Nous parlons d’un contexte politique où règne la masculinité meurtrière qui se renforce avec la violence politique dans un climat de guerre. L’autoritarisme rampant d’un régime islamo-conservateur met en place, en parallèle aux mesures de plus en plus répressives, une politique de réislamisation de la société. Cela serait utopique, voire anodin, d’attendre que, dans ce contexte, un tel mouvement émerge ? Non, pas du tout, car aujourd’hui malgré le tableau général, le mouvement féministe constitue l’un des plus dynamiques en Turquie.
Radicalisme pragmatique
Apparu dans un climat de paralysie, juste après le coup d’Etat militaire de 1980, ce mouvement avait appris à maîtriser les tactiques d’adaptation avec un radicalisme pragmatique. Sa persévérance avait suscité une revitalisation politique en favorisant l’émergence des nouveaux mouvements sociaux, comme les écologistes, les antimilitaristes et le mouvement LGBT [lesbiennes, gays, bi et trans], donc en lançant un nouveau cycle de contestation caractérisé par sa multiplicité, sa créativité, son pacifisme résistant, malgré le contexte autoritaire.
LES ACTIONS MISES EN PLACE APRÈS LE VIOL ET LE MEURTRE D’UNE ÉTUDIANTE DE 17 ANS ÉTAIENT MULTIPLES, SPONTANÉES, IMPRÉVUES, CRÉATIVES ET POPULAIRES
Après les manifestations sur la place Taksim [à Istanbul], la violence étatique a pris des dimensions inédites, les manifestants pacifistes ont été criminalisés, mais la mobilisation a continué en créant de nouveaux mécanismes, reconstruisant des réseaux militants qui constituent, désormais, la dynamique principale de l’action collective dans cet espace.
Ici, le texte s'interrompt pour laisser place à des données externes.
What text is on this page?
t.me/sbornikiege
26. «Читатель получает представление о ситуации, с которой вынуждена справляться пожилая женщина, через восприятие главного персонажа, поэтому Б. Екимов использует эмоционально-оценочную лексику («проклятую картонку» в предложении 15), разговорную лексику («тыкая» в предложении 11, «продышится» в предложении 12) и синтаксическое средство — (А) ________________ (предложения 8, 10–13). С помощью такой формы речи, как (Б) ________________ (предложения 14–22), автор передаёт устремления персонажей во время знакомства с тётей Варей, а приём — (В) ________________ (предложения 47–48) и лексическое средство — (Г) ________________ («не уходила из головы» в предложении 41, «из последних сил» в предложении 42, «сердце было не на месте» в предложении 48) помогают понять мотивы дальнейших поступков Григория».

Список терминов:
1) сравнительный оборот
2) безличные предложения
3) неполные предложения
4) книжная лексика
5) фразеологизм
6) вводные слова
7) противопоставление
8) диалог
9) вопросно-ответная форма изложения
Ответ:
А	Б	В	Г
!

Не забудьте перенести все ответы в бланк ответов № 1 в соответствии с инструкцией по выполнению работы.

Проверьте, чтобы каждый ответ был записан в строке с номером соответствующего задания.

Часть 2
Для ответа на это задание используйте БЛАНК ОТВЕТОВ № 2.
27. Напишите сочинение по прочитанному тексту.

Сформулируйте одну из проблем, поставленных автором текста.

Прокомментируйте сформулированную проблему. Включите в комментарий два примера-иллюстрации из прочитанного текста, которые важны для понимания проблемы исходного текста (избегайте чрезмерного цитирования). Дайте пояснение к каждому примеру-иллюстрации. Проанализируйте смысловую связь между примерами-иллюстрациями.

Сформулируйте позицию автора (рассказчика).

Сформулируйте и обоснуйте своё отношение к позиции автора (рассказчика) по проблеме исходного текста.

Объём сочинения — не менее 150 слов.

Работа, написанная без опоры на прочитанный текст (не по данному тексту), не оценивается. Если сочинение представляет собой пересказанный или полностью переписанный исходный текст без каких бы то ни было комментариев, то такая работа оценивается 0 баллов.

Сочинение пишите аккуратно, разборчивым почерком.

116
Un des piliers de ces réseaux, le mouvement féministe, réussit aujourd’hui à faire entendre ses revendications par de nouveaux outils de communications, sans quitter les rues.
En 2015, c’est-à-dire deux ans avant le mouvement #metoo, la Turquie a été bousculée par une campagne féministe qui a popularisé, plus que jamais, la question des violences faites aux femmes. Quand Ozgecan Aslan, étudiante de 17 ans, a été violée et tuée par le chauffeur du minibus qu’elle avait pris pour aller à son école, une mobilisation imprévue a réuni différents secteurs de la population. Les actions mises en place ressemblaient à celles du parc Gezi, en 2013 : multiples, spontanées, imprévues, créatives et populaires.
Discours protecteur
Par exemple, les féministes, via Twitter, ont lancé la campagne #sendeanlat (« Raconte, toi aussi »). Des milliers des femmes ont répondu à cet appel, en rendant visibles leurs expériences de violences, majoritairement sexuelles. Ce mouvement est devenu populaire, mais pas comme #metoo, parce qu’il s’agissait de jeunes femmes ordinaires dénonçant des hommes pas connus. Pourtant, elles ont su attirer l’attention sur les violences sexuelles faites aux femmes dans tout le pays. Les autres crimes sont devenus visibles dans les médias. Plusieurs collectifs de solidarité ont suivi les dénonciations et les appels d’aide via des réseaux sociaux, parallèlement aux débats publics sur les revendications politiques du mouvement féministe.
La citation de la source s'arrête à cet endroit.